Kommen, sehen und siegen. Für die Führungsspitze von CUPRA könnte dieser Dreiklang als Kurzformel für die ersten drei Jahre der spanischen Marke gelten. Seit der Gründung 2018 entwickelt sich CUPRA schneller, als man es intern erwartet hatte.
Diese Zufriedenheit war im Gespräch mit dem Fachmedium Automobil-Vernunft deutlich zu spüren, als es anlässlich des dritten Markenjahrestags um die Bilanz ging. Carlos Galindo, Produktmarketing-Direktor bei CUPRA, brachte es so auf den Punkt: „Der Weg von CUPRA war aussergewöhnlich. Im letzten Jahr waren wir trotz aller Einschränkungen die einzige Marke, die in Europa um 11% gewachsen ist“.
Dass ihn dieses Resultat besonders stolz macht, liegt für Galindo nicht nur an den nackten Zahlen, sondern auch an den Umständen. „CUPRA hat eine bemerkenswerte Motivation und Resilienz gezeigt. Parallel zu den Herausforderungen der Pandemie haben wir 2020 das erste 100% CUPRA Modell eingeführt, den Formentor.
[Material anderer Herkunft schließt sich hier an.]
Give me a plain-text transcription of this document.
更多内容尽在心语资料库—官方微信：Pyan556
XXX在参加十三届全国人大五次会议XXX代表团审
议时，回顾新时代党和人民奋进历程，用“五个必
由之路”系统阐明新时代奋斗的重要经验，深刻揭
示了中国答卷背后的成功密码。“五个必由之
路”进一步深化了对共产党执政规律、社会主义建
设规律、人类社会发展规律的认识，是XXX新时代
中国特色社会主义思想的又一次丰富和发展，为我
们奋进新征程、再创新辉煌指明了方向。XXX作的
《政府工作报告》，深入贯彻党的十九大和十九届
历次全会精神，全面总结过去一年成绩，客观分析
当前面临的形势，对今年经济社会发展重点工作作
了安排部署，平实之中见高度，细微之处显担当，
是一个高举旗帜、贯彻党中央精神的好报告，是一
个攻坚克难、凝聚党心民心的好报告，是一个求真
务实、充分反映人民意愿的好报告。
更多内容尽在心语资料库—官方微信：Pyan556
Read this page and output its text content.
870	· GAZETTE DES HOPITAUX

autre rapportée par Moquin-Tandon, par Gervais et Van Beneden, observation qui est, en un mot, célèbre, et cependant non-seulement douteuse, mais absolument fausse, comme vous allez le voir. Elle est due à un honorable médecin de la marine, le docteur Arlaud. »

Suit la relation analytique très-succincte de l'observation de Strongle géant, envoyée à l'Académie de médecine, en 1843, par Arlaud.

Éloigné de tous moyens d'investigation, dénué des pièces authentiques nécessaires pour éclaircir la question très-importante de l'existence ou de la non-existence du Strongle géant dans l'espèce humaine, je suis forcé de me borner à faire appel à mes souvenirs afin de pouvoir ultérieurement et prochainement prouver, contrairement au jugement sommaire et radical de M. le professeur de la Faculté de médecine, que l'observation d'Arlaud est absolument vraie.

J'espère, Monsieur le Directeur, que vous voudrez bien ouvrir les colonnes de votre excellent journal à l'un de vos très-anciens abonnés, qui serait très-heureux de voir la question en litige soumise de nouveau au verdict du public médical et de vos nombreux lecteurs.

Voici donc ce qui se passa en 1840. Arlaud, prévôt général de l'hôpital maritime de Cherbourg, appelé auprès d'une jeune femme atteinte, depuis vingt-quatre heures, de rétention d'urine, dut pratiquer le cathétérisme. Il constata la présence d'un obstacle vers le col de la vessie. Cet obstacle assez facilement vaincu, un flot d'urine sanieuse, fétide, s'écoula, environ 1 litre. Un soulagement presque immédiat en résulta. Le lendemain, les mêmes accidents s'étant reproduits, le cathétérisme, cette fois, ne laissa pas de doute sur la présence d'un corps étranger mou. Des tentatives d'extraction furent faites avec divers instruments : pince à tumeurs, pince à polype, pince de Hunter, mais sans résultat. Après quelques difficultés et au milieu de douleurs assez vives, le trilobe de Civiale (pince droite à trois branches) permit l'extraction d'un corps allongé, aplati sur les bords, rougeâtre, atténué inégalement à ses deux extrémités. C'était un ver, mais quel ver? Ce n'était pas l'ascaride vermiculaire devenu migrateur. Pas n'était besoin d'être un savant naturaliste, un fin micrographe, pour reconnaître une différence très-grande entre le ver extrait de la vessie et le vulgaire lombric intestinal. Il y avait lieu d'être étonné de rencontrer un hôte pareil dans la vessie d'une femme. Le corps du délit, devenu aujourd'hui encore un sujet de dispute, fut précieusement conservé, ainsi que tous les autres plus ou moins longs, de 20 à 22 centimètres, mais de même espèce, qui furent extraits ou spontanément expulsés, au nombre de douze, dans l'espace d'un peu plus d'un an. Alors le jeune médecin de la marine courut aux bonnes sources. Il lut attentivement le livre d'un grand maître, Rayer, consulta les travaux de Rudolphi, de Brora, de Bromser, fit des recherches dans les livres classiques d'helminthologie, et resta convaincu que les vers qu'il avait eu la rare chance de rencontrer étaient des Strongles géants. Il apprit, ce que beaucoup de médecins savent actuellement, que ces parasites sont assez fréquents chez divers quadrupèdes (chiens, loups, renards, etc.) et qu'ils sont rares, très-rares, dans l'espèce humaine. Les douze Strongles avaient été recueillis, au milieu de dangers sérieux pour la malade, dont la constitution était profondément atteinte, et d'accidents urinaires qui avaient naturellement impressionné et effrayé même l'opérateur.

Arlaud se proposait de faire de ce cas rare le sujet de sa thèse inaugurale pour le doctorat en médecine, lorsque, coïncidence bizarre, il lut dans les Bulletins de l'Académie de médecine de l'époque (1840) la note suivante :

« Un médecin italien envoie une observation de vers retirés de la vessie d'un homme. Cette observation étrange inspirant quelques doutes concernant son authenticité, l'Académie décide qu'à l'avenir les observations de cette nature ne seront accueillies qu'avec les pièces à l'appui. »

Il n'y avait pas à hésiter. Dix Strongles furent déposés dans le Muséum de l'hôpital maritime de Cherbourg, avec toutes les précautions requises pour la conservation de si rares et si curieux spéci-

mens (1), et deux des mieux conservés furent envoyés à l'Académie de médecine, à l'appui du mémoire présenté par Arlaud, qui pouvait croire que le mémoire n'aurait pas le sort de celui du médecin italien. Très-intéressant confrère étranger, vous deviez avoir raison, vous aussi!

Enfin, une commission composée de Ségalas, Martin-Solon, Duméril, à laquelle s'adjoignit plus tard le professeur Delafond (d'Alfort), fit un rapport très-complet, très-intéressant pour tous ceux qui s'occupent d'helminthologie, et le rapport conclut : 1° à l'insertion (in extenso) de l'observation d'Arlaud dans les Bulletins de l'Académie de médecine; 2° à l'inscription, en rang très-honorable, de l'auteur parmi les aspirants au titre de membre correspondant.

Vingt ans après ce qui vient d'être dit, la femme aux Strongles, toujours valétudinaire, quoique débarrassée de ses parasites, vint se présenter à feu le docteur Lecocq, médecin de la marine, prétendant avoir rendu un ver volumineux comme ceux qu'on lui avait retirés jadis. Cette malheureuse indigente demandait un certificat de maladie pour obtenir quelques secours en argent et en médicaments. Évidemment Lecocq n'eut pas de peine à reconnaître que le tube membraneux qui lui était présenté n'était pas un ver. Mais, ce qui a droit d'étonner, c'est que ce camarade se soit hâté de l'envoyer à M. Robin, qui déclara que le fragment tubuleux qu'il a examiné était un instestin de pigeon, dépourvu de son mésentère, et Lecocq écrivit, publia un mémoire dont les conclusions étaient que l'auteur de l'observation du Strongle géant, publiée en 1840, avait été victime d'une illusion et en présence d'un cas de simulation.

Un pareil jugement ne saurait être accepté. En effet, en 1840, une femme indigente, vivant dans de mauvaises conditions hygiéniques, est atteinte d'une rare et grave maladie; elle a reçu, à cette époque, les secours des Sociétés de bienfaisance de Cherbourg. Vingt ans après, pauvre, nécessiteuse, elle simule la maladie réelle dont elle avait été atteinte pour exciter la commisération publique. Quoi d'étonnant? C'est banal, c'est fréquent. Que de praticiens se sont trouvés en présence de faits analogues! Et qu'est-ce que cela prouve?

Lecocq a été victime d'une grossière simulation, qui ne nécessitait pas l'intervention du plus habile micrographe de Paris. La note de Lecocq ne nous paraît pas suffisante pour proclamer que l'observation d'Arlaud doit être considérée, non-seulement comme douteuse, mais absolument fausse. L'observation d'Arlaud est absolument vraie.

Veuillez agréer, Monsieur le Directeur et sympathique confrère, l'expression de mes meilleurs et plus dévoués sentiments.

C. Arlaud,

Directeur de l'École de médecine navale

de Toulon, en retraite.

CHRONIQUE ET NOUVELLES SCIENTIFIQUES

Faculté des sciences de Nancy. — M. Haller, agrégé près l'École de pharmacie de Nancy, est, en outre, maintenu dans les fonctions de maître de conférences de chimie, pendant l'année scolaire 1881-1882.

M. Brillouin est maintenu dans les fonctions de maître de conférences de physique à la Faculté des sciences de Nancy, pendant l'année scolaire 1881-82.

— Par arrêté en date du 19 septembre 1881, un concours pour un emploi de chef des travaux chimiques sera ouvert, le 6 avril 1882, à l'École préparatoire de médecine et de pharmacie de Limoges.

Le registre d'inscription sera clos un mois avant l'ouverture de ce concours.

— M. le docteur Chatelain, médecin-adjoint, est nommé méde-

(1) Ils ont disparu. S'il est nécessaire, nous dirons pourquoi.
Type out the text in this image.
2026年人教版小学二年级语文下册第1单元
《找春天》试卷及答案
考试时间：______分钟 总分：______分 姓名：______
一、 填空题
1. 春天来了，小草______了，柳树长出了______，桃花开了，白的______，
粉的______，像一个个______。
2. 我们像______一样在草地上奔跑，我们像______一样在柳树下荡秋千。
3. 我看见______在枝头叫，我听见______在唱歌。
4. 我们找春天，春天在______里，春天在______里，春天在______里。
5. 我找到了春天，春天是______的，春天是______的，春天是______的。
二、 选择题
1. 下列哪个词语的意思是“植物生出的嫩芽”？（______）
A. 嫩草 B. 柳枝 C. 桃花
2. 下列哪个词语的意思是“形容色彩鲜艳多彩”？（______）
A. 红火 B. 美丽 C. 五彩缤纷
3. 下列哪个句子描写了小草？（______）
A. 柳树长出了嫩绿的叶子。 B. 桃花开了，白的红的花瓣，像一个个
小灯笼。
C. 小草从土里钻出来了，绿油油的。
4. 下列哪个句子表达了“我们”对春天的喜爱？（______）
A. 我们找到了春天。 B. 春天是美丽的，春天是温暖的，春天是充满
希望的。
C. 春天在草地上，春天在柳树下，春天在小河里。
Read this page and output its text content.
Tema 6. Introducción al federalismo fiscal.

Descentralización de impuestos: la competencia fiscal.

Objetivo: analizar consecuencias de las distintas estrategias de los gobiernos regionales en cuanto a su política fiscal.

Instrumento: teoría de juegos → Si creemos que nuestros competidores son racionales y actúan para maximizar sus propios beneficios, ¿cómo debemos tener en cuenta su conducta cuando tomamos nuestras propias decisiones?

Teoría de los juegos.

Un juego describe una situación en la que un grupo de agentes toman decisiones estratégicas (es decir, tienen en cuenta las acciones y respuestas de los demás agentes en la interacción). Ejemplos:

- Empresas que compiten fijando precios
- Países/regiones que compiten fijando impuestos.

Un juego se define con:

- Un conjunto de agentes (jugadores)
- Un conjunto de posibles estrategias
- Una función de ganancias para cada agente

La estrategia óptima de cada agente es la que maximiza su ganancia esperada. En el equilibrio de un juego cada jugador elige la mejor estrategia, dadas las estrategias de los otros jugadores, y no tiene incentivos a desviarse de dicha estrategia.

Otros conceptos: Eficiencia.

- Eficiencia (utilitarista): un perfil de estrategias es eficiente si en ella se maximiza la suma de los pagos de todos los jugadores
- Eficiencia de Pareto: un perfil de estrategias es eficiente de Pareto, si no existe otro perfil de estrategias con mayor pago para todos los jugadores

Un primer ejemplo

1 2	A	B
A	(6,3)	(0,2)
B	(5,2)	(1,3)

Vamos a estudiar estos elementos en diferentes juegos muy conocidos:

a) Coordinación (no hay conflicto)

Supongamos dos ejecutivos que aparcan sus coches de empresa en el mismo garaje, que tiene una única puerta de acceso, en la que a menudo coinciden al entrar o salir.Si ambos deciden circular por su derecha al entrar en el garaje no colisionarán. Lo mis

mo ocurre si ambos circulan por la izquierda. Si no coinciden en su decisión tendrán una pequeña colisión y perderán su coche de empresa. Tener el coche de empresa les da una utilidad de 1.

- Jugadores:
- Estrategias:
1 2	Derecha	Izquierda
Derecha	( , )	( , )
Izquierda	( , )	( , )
Das war ein Moment, auf den wir alle lange hingefiebert haben“.
Das ADN der CUPRA
Galindos Enthusiasmus für CUPRA kommt nicht von ungefähr. Er hat die Marke von Anfang an miterlebt und gehört zu den Verantwortlichen, die seit dem Start dabei sind. „Es passiert nicht jeden Tag, dass man aktiv an der Geburt einer neuen Automobilmarke mitwirken kann“, sagte er.
Von SEAT und dem Leon zur neuen Marke CUPRA
Vor seiner Zeit bei CUPRA arbeitete Galindo bei SEAT und war dort unter anderem für das Entwicklungsprogramm des Leon und des Leon CUPRA mitverantwortlich. Gerade dieser Überblick über beide Marken rückte ihn in den Fokus von Wayne Griffiths, dem CEO von CUPRA, um bei der Ausrichtung der neuen Marke mitzuwirken.
Eine Marke wie CUPRA zu lancieren, bei der Fahrspass zu den tragenden Säulen zählt, könnte in einer Phase, in der Käufer diesem Thema scheinbar weniger Bedeutung beimessen, als Wagnis wirken. Galindo wählt dafür jedoch einen anderen Begriff: „Chance“. „Unsere Kunden haben die Marke CUPRA sehr gut verstanden. Und die Ergebnisse sind sichtbar“.
Was wir von CUPRA erwarten können
Als Produktmarketing-Direktor wurde Galindo natürlich auch dazu befragt, ob es sich lohnt, weiter auf einen CUPRA Ibiza zu warten. Seine Antwort blieb bewusst rätselhaft, begleitet von einem ehrlichen Lächeln: „Von CUPRA können Sie das Unerwartete erwarten“. Das klingt danach, als würde es keinen CUPRA Ibiza geben – und dennoch lässt sich Galindos Aussage schwer widerlegen.
„Hat jemand mit dem CUPRA Formentor VZ5 gerechnet? Ein ‚Super-SUV‘ mit einem Fünfzylinder-Turbomotor und 390 cv Leistung. Wahrscheinlich niemand.“
Elektrifizierung und Motorsport als feste Bestandteile
In der Führungsetage ist die Richtung dennoch klar. „Der CUPRA Born wird unser erster 100% elektrischer sein“ – ein Modell, das sich bald zu den elektrifizierten Varianten des CUPRA Leon gesellt. Hinzu kommen die Rennsport-„Geschwister“: der CUPRA e-Racer für Asphaltstrecken sowie der CUPRA Extreme E für Offroad-Kurse auf Erde. „Der Motorsport war immer Teil des ADN von CUPRA und wird es bleiben“, erinnerte Galindo.
Nächster Schritt: CUPRA Tavascan ab 2024
Ebenfalls geplant ist ein weiterer 100% elektrischer Neuzugang im Jahr 2024: der CUPRA Tavascan, ein sportliches SUV mit 306 cv Leistung und mehr als 500 km Reichweite. Insgesamt erfüllt CUPRA die gesetzte Agenda konsequent – die Marke ist nicht bloss eine Verlängerung von SEAT, sondern geht deutlich darüber hinaus. Mit Blick auf die kommenden Jahre griff Galindo erneut zu der Formulierung, die inzwischen vertraut klingt: „Von CUPRA können Sie das Unerwartete erwarten“.